2024年秋ドラマは“女性の奮闘”を描いた作品に注目 『無能の鷹』など原作ものオススメ3選

 さて、もう一つ気になるのが、世界中で愛された名作を大胆にもリメイクした『若草物語―恋する姉妹と恋せぬ私―』。原案小説は何度も映像化されており、エマ・ワトソンが出演した映画『ストーリー・オブ・マイライフ』も記憶に新しい。

『若草物語―恋する姉妹と恋せぬ私―』©日本テレビ

 今作では、長女・恵(仁村紗和)がハローワークの非正規職員、次女・涼(堀田真由)が勤めていたドラマ制作会社を辞め、学生時代から夢見ていた脚本家を志している。原案小説から着想を得てはいるものの、なかなか世知辛い設定だ。次女が女性の生きづらさに声を上げる一方で、保守的な長女は、横行するハラスメントを仕方なく受け入れているようにも見える。女性たちを取り巻く環境は今も昔も大きく変わらないのかもしれないが、2024年を感じるような、アップデートした結末を期待したい。

 上記3作品は、原作の実写化だけでなく、他人から“欠点”と見なされがちな特徴を持つヒロインが、ありのままの自分を受け入れながら、社会に立ち向かおうとしている点も共通している。「無能」「他人の嘘が勝手に判ってしまう能力」そして「現代社会とのズレ」。彼女たちが進む道は決してなだらかではないが、それでも前を向きつづける姿には、慌ただしい日々を乗り切るパワーを貰えるはずだ。

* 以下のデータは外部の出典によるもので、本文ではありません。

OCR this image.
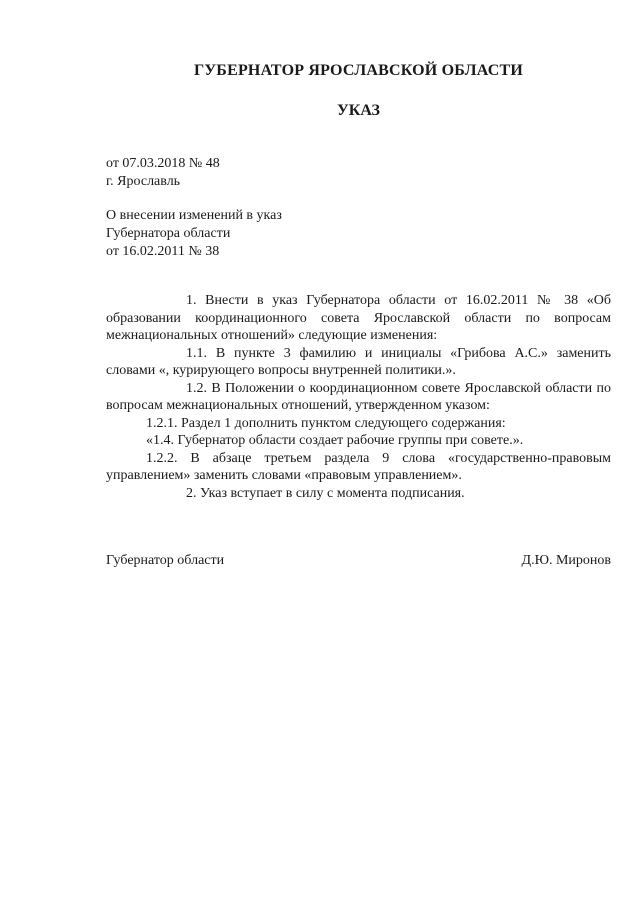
ГУБЕРНАТОР ЯРОСЛАВСКОЙ ОБЛАСТИ
УКАЗ
от 07.03.2018 № 48
г. Ярославль
О внесении изменений в указ
Губернатора области
от 16.02.2011 № 38

1. Внести в указ Губернатора области от 16.02.2011 № 38 «Об образовании координационного совета Ярославской области по вопросам межнациональных отношений» следующие изменения:

1.1. В пункте 3 фамилию и инициалы «Грибова А.С.» заменить словами «, курирующего вопросы внутренней политики.».

1.2. В Положении о координационном совете Ярославской области по вопросам межнациональных отношений, утвержденном указом:

1.2.1. Раздел 1 дополнить пунктом следующего содержания:

«1.4. Губернатор области создает рабочие группы при совете.».

1.2.2. В абзаце третьем раздела 9 слова «государственно-правовым управлением» заменить словами «правовым управлением».

2. Указ вступает в силу с момента подписания.

Губернатор области	Д.Ю. Миронов
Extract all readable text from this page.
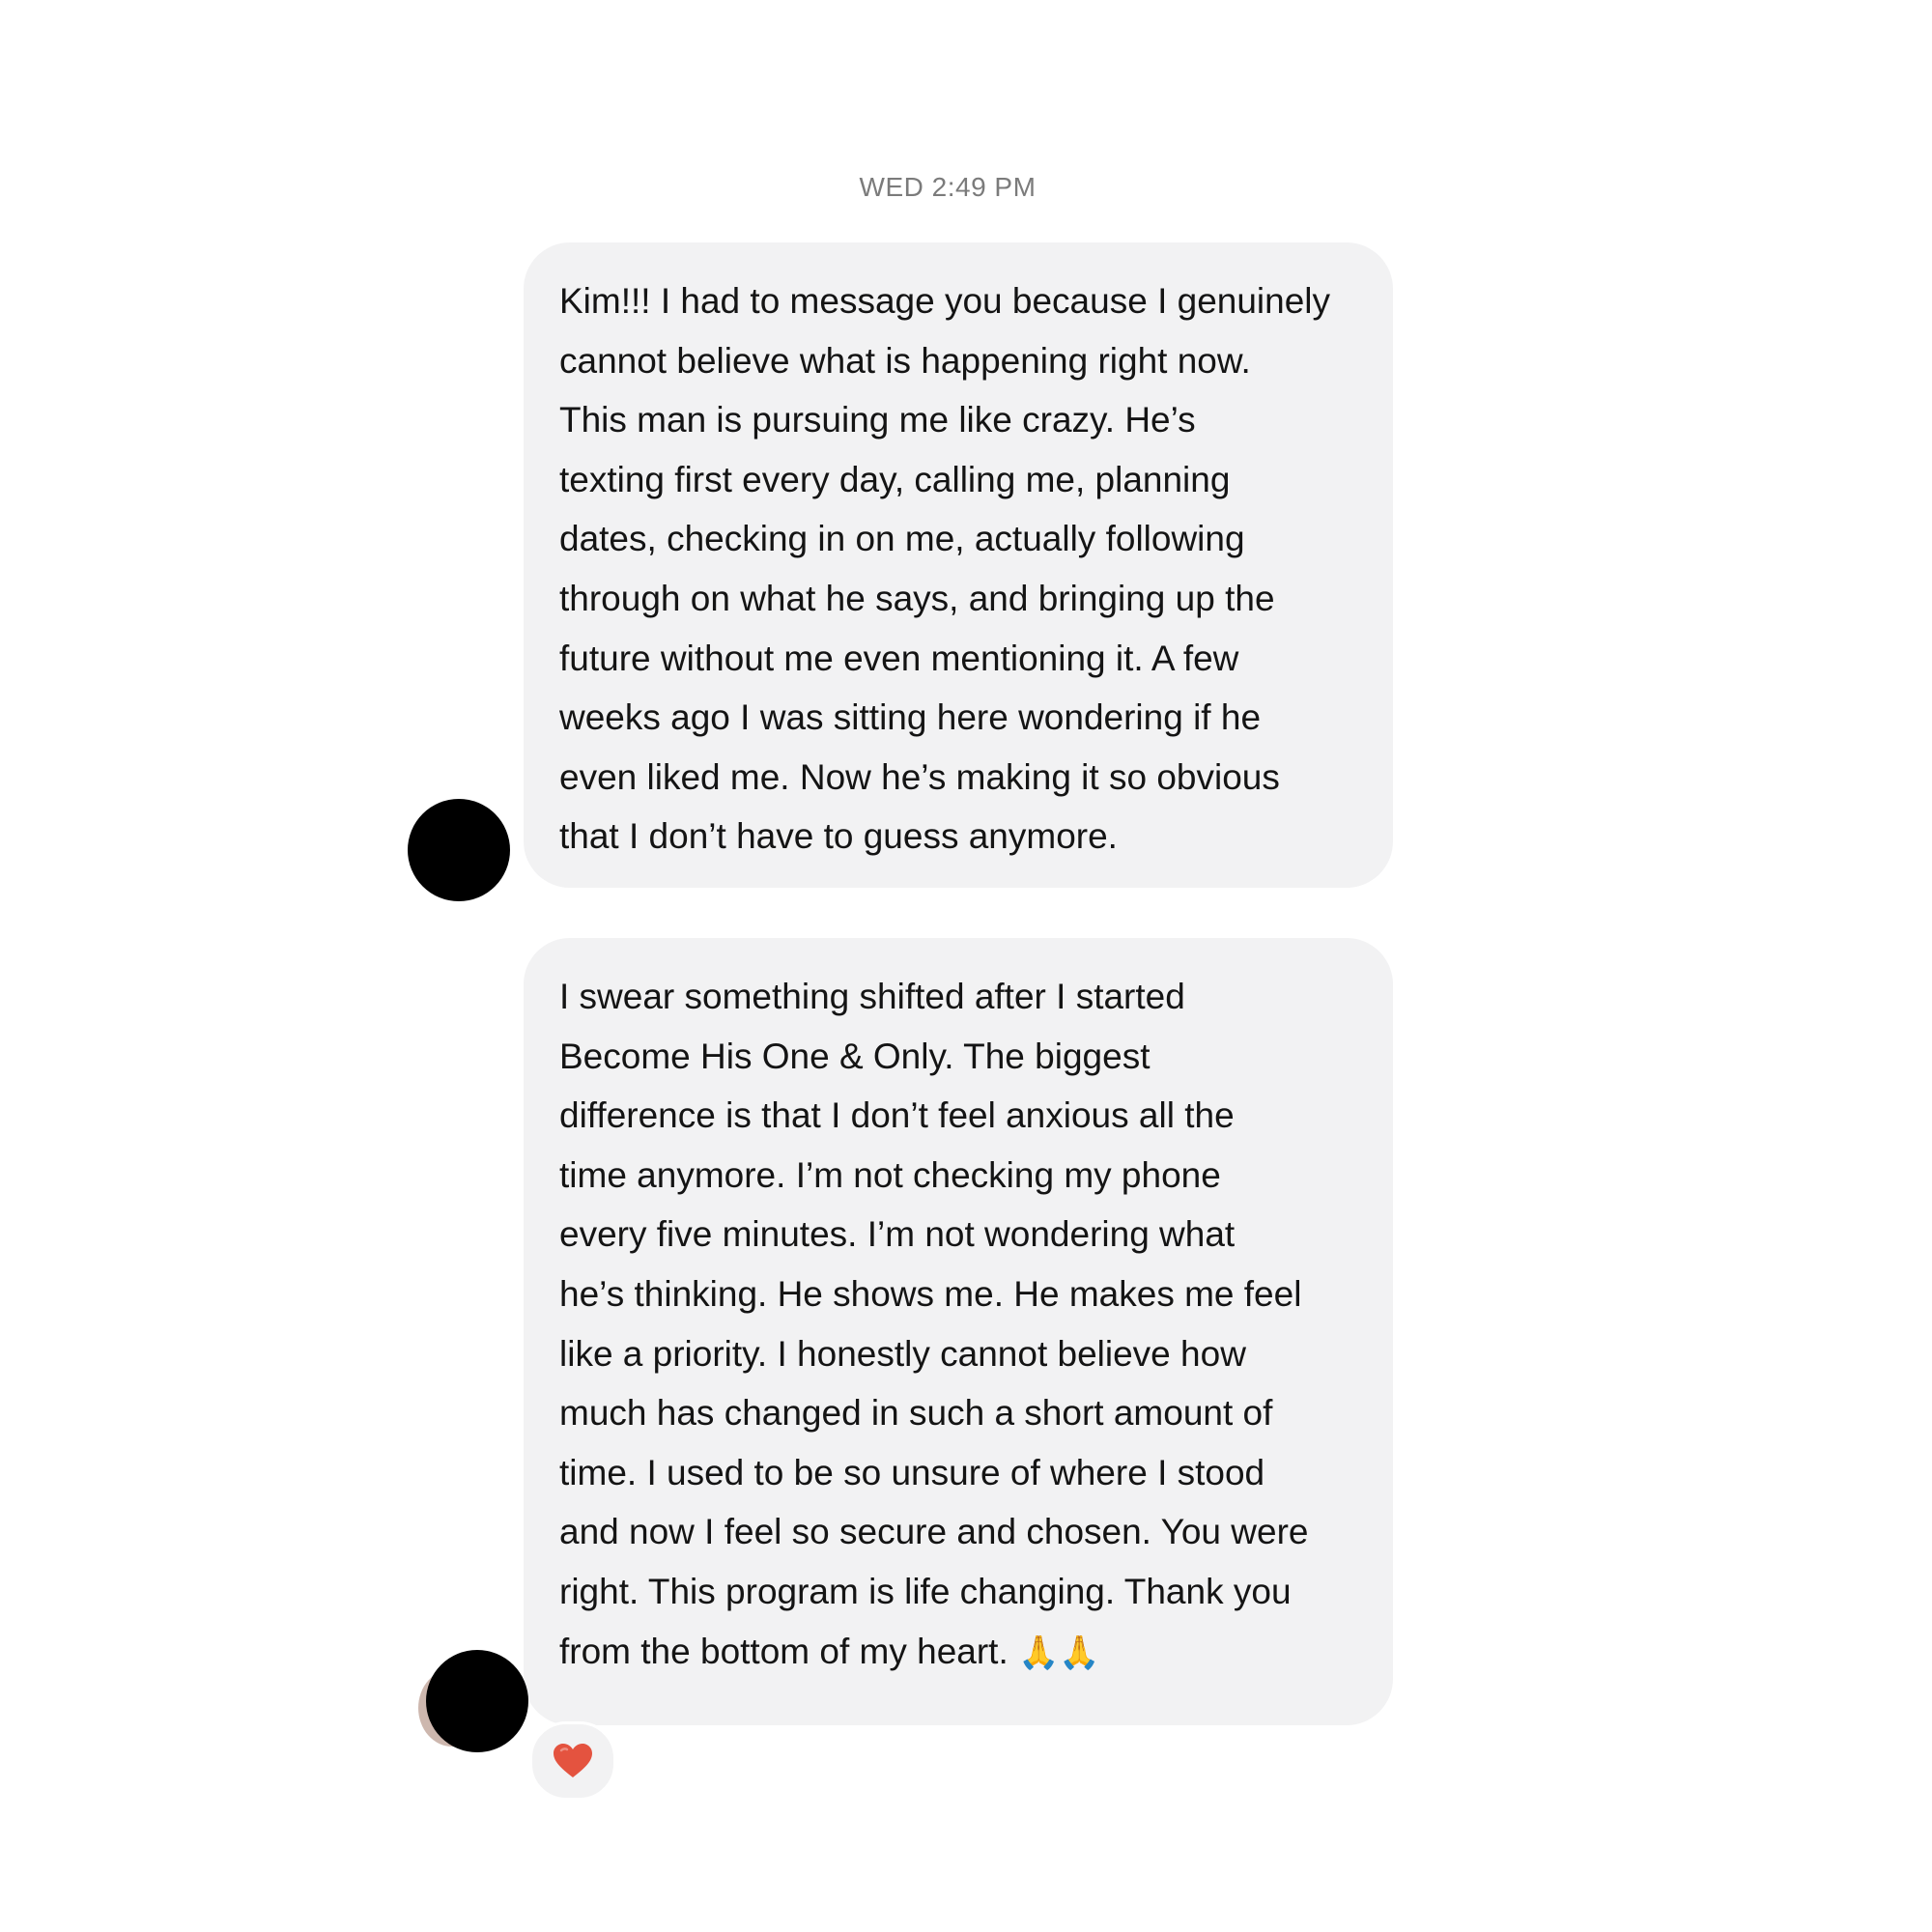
WED 2:49 PM

Kim!!! I had to message you because I genuinely
cannot believe what is happening right now.
This man is pursuing me like crazy. He’s
texting first every day, calling me, planning
dates, checking in on me, actually following
through on what he says, and bringing up the
future without me even mentioning it. A few
weeks ago I was sitting here wondering if he
even liked me. Now he’s making it so obvious
that I don’t have to guess anymore.

I swear something shifted after I started
Become His One & Only. The biggest
difference is that I don’t feel anxious all the
time anymore. I’m not checking my phone
every five minutes. I’m not wondering what
he’s thinking. He shows me. He makes me feel
like a priority. I honestly cannot believe how
much has changed in such a short amount of
time. I used to be so unsure of where I stood
and now I feel so secure and chosen. You were
right. This program is life changing. Thank you
from the bottom of my heart. 🙏🙏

 他にも、好感度抜群の松下洸平が無愛想な保険医を演じる『放課後カルテ』(日本テレビ系)や充実した推し活ライフを描いた『つづ井さん』(読売テレビ)、とある定時制高校の科学部をモデルにした『宙わたる教室』(NHK総合)など、人気作を実写化した秋ドラマは多い。この秋は原作本を片手に、テレビドラマを通して、作品の新たな魅力を探してみてはどうだろうか。